The artist, who was born in Nagano Prefecture in 1929, started to paint at about age 10 using polka dots and nets as winsome motifs in watercolors, pastels and oils. In 1957, she came to the United States and was a part of the New York avant-garde scene throughout the 1960s, including the pop-art movement. She has lived in Japan since 1973 and continually produces art seen around the world.  The New York Botanical Garden recently announced Cosmic Nature, a major exhibition of Kusama’s work that will open on May 9, 2020, and run through November 1. In October, she installed an enormous, inflatable sculpture called Life of the Pumpkin Recites, All About the Biggest Love for the People (2019), at the Place Vendôme in Paris. About a month later, during the Macy’s Thanksgiving Day Parade® in New York City, Kusama debuted a new balloon, called Love Flies Up to the Sky, in front of more than 3.5 million spectators and more than 50 million viewers nationwide. The balloon was part of the parade’s Blue Sky Gallery series, which invites celebrated contemporary artists to contribute artwork to the event.


Represented by Gallery Edel, of Osaka, Japan, at the show in Santa Fe, Kusama’s work crackled with color and energy, clad in her motif of polka dots and nets, which she calls “infinity nets.” This technique created the impression that the pumpkins and the lemon squash were decaying into excited atomic particles.
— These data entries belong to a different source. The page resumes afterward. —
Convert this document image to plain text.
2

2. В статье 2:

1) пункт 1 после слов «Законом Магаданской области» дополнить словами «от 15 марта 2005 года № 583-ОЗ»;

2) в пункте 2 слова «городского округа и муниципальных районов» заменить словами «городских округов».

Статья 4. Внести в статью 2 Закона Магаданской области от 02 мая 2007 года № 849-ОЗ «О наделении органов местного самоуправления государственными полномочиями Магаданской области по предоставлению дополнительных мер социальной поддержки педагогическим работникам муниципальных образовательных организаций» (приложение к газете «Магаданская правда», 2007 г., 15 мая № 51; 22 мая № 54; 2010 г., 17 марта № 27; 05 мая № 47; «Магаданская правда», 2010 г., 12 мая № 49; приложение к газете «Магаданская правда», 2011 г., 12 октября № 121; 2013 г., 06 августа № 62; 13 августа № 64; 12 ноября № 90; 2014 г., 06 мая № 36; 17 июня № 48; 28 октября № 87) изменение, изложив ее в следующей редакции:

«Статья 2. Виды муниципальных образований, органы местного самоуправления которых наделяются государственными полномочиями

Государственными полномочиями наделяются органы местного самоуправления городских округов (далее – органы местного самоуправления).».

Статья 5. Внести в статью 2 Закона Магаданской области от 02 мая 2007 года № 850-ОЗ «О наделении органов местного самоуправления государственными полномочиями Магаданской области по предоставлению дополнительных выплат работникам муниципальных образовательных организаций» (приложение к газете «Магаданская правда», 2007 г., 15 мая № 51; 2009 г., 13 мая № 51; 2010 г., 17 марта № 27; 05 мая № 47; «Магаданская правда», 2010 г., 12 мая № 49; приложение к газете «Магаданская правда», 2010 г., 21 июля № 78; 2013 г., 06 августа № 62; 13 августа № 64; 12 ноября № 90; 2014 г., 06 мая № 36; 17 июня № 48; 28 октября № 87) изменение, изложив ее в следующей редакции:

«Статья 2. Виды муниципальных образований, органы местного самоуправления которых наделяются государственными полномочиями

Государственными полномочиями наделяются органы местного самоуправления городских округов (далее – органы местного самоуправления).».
It was the artist’s way of reminding people that the forces that exert power across the universe also influence everyday objects, like pumpkins and refreshing beverages.

Steps away, in the grand foyer, attendees quietly regarded the face of Frida Kahlo, whose image was painted onto a 7-foot-tall, 5-foot-wide slab of concrete, metal bars exposed. The large painting looked like a found object, a mark of Cardeñas-Eddy’s background as a construction engineer.

Cardeñas-Eddy, born in México, and represented by Contemporary Art Projects USA at the show, is known for his clever use of such building materials as concrete and steel bars.

The large portrait, “La Pared de Frida” from Cardeñas-Eddy’s Frida’s Paredon Series, was a solid example of his style. While the slab and rebar appeared to be deteriorating, Kahlo’s image remained unaffected, revealing the artist’s belief that historical and contemporary U.S.-Mexico border issues likewise persist. Even the underlying materials projected resilience, illustrating that issues along the border have a long history.


Cardeñas-Eddy’s technique years ago drew major attention with his My Muses Series, which was inspired by the seven art Muses created by Zeus and which guided Classical culture and the thinking of humanity for centuries. The series drew heavily on the appearance that the pieces were found objects, an approach that enabled people to more easily link history to contemporary art and thought.

Kusama and Cardeñas-Eddy’s were the perfect bookends to the show. With Kusama, one was able to see that forces in the universe affect all things. And with Cardeñas-Eddy, one could see that even with changing times, many social issues persist.

As excitement over the show receded into memory, the organizers were already looking to the future. In July, the show plans to continue using the [MOMENTUM] theme to continue bringing cutting-edge artwork to a city known for its natural beauty, cultural history, and a deep appreciation for the arts.